PKK Rojava’da diğer partilere Türk faşizminin bir benzerini uyguladı
PKK Rojava’da daha hiçbir otoritesi yokken önce diğer Kürt partilerine saldırdı, Rojava’yı tekelleştirdi. KDP-S yöneticileri baskı gördü, MK üyesi Behzat Tursun PKK’nin istihbarat örgütü tarafından öldürüldü. Hala cenazesinin nerde olduğu bilinmiyor.
PKK Rojava’da küçük bir otorite elde edince ilk olarak Ala Rengini yasakladı. 17 Aralık 2015’de Kürdistan Bayrak gününü kutlamak isteyenlere tıpkı Türk devleti gibi tazyikli su ile saldırdı. 2 Aralık 2016 günü Amude KDP-S bürosuna saldırdı ve bayrak yaktı, yöneticileri göz atına aldı. 15 Temmuz 2016’da Afrin’de sanatçı Bavê Salah’ın cenaze töreninde vasiyet olmasına rağmen Ala Rengin açanlara saldırdı, cenazede Salah’ın üyesi olduğu KDP-S mesajının okunmasına engel oldu. Tıpkı Türk devletinin yaptığı gibi yaptı.
Rojava’nın öz evladı Roj peşmergelerini düşman ilan ediyor PKK, Roj peşmergelerinin Rojava’ya dönmesini kabul etmiyor. Şu anda Rojava’daki birlik görüşmelerini sabote etmek için elinden geleni yapıyor. PKK Rojava benim tapulu malımdır deyip Rojava’nın ilk Kürt siyasi partisi 1957 yılında kurulan KDP-S’yi Rojava’ya almıyor.
PKK şu anda ABD dayatması ile yapılan Rojava’da siyasi partiler arası birlik görüşmelerinden de oldukça rahatsız.
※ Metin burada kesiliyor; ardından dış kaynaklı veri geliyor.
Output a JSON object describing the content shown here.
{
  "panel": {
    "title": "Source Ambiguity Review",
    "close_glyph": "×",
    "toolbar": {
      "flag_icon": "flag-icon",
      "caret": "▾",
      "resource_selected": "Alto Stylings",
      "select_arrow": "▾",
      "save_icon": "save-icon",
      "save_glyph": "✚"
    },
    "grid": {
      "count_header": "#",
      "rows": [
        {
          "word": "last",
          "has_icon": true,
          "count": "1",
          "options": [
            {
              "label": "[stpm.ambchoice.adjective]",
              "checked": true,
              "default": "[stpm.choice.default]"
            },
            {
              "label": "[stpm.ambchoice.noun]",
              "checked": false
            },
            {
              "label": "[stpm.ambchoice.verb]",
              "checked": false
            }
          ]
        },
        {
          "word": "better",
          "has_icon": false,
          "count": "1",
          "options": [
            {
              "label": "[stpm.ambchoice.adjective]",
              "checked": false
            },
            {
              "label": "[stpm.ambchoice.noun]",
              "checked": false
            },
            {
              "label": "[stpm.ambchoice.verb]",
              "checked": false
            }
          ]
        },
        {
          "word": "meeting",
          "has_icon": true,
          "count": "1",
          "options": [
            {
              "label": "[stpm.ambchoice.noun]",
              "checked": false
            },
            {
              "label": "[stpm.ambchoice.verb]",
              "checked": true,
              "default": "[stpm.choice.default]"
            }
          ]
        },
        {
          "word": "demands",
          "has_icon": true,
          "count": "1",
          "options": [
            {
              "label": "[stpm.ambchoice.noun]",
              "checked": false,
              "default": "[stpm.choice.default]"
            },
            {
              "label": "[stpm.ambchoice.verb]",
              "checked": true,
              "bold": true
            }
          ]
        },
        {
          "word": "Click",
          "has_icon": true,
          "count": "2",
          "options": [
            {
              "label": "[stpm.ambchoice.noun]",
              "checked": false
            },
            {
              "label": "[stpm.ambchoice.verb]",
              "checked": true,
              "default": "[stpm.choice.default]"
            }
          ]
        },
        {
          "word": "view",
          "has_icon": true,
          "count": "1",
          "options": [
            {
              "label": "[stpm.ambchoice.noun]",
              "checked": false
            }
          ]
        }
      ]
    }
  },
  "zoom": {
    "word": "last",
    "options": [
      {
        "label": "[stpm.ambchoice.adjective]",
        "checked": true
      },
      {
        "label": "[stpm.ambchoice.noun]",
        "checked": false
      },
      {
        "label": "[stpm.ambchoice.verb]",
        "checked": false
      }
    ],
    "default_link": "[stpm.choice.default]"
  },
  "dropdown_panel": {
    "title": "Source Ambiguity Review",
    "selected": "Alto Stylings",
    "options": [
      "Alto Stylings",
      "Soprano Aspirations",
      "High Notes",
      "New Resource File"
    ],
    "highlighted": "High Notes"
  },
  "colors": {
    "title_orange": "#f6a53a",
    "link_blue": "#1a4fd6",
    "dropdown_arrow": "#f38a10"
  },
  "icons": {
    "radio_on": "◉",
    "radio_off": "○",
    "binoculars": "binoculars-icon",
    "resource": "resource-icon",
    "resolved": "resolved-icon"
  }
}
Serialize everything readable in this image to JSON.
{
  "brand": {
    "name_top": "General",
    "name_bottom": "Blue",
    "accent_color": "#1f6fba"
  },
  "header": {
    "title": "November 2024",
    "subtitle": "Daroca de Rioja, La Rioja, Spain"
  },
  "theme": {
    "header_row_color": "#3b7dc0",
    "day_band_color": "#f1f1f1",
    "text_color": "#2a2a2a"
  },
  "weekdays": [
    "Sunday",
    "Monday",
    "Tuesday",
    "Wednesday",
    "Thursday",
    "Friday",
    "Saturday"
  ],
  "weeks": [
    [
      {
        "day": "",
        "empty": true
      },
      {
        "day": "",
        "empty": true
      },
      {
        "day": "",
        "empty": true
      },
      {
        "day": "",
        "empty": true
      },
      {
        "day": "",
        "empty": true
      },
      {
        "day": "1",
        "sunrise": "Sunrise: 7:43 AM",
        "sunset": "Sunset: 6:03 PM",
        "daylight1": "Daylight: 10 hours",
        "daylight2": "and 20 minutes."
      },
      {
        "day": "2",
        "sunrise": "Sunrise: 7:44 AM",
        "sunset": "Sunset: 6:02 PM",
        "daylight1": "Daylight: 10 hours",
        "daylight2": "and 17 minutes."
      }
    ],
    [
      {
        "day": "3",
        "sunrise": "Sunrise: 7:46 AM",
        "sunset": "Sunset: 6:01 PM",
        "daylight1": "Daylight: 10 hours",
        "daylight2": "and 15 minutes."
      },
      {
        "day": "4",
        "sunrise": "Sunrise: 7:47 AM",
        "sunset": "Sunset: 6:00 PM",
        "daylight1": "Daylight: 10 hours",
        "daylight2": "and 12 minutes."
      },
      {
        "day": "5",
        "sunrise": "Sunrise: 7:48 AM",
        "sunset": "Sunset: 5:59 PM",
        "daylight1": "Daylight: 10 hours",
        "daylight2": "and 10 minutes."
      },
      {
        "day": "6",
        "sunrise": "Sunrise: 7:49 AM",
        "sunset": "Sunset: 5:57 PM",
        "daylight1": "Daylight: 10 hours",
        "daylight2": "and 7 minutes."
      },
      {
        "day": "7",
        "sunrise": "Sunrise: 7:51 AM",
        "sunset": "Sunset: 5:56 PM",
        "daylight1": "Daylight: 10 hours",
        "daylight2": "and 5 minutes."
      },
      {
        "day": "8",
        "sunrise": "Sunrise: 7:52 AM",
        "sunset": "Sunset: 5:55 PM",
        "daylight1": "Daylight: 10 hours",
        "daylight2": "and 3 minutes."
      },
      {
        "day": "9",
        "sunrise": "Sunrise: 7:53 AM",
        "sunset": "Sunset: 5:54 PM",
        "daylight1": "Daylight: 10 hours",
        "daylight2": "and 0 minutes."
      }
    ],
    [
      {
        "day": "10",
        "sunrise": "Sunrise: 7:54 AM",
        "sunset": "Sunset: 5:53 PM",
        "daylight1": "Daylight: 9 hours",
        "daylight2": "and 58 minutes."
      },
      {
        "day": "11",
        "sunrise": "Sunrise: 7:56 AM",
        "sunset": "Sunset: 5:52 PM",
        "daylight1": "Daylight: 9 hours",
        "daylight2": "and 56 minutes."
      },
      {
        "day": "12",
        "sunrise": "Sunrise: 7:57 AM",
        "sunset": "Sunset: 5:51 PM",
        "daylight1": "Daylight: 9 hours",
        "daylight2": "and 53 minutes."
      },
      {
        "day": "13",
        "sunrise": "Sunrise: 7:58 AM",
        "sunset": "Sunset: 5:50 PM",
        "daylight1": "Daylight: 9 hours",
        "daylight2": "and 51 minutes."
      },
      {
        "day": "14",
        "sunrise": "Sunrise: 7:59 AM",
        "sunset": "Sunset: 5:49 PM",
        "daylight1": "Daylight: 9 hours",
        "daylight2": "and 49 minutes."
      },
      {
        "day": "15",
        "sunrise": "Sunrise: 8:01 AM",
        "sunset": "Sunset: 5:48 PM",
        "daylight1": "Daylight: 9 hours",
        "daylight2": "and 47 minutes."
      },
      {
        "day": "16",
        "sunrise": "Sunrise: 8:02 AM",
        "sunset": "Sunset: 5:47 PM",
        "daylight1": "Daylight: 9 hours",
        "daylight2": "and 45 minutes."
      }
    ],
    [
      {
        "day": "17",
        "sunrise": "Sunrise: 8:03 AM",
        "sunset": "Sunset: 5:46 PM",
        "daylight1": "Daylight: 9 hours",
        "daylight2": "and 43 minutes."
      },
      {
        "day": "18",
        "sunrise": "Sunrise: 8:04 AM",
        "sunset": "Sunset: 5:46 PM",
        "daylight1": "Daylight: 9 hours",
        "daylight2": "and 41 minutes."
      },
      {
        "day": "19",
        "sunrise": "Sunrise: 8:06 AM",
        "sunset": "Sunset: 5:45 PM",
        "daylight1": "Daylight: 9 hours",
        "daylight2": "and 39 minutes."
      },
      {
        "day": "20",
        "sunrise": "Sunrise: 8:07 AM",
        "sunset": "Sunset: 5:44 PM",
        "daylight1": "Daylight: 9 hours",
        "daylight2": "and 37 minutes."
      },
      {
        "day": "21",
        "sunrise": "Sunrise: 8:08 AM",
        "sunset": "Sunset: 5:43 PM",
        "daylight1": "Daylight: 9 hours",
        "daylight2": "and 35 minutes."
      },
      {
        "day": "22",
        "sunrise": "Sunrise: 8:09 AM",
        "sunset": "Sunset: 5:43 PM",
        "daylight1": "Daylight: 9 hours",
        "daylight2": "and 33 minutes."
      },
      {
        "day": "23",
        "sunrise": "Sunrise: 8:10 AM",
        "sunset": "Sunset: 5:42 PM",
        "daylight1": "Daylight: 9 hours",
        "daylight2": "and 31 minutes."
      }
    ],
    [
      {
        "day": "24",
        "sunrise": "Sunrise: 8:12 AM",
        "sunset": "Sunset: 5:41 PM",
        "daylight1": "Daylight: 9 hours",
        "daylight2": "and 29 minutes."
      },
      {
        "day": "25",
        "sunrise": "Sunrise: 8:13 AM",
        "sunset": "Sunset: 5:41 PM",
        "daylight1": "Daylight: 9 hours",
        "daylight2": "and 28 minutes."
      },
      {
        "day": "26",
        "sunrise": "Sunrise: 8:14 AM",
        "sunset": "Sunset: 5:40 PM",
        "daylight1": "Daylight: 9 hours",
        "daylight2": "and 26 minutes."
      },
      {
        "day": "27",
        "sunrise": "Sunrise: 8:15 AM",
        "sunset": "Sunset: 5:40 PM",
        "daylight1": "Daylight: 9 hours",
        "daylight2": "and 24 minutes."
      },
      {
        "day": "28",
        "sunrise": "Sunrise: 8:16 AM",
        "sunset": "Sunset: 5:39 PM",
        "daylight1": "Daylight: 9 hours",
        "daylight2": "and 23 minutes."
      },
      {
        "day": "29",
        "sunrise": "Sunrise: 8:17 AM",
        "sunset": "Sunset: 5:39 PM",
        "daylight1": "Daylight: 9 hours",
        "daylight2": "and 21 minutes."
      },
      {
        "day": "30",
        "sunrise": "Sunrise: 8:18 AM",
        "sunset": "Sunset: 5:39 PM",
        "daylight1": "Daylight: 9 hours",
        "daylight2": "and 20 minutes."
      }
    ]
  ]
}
ENKS ve PYND arasında yapılan birlik görüşmeleri gündeme gelince PKK’nin en büyük silahı “ biz burada bedel verdik, kazanımlarımızı elden bırakamayız oluyor.” PKK bunu Şengal için söylüyor, Rojava için söylüyor. Oysaki mesele Güney’e gelince de Güney tüm Kürtlerin yeridir, benim hakkım var ben misafir değilim diyor.
Duran Kalkanının hatırlaması gereken diğer konu da PKK’nin Güney’de ne işinin olduğudur. PKK Güney Kürdistan’da kendi varlığının meşruluğunu ispatlamak ve bunu da ulusal birlik meselesine bağlamak için çok uğraşıyor. Rojava’yı ben kurtardım kimse giremez diyor, ama Saddam’a karşı tek mermi atmayan, hatta Saddam’ı destekleyen PKK Güney’de benimdir, diyor.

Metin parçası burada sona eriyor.